Consider a pre-trip vehicle inspection, as repairs can be more costly on the road. Common items to check include air conditioning, drive belts, brakes, hoses and clamps – along with fundamentals like drive fluids, oil and water. High temperatures can be harder on your cooling systems, so you’re best to get them checked out before you hit the road to prevent overheating. It may well even be time for a service; be sure to book your service well in advance.
Before heading out, it’s a good idea to get a good night’s sleep to make sure you are fresh and alert; driving when you’re tired can be as dangerous as driving when you’re drunk. This is an alarming thought and one to keep in mind when facing long distances.

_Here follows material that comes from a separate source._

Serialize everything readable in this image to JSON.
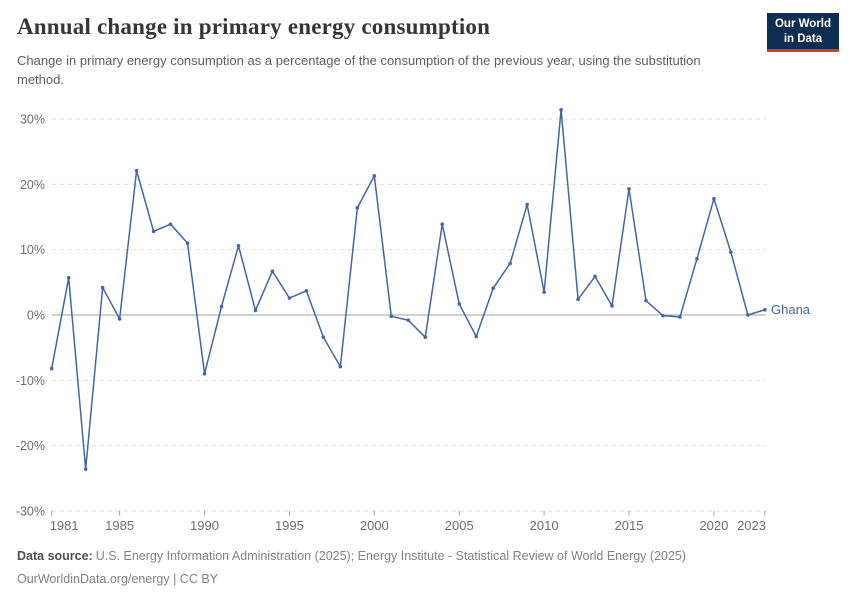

Air circulating in the car will help keep you alert, and a good solution is to turn on the air conditioning system. Then to keep that cooled air circulating, you might be tempted to hit the air recirculation button. Ironically, this may contribute to drowsy driving. Air recirculation in a car that’s moving slowly for long periods, such as in a queue on the motorway, can lead to a build-up of carbon dioxide (CO2) and that can make you drowsy. In those circumstances, a blast of fresh air from an open window will help, switch the recirculation button off or put the a/c back into auto mode.
Tips for driving safe
- Avoid driving a long distance in one go
- Take regular breaks to stretch your legs with short walks
- Avoid driving when you would normally be sleeping or likely to be drowsy, such as straight after a substantial meal or if you take medication which causes drowsiness
- Share the driving load with others
- Get a passenger to be your co-driver. They should manage directions, music, answering phone calls and texts, and other in-car distractions
- The passenger should also encourage breaks and meal stops
If you’re drowsy you should:
- Stop and have a rest. A short 15-20 minute power nap will restore your energy; any longer than that, your body may enter deep sleep and leave you feeling even more tired.
- Eat a banana and drink water. While coffee or other caffeinated drinks might seem the obvious choice, they’ll deliver an energy spike but will take a while to be absorbed and won’t have a stimulating effect, especially if you drink coffee regularly.
- Create a few playlists in advance of your journey. Whether it’s Britney Spears or AC/DC, upbeat music can keep your mind active on those long stretches of roads. Audiobooks are also a great way to keep your mind occupied.
Remember to keep safe and enjoy the journey.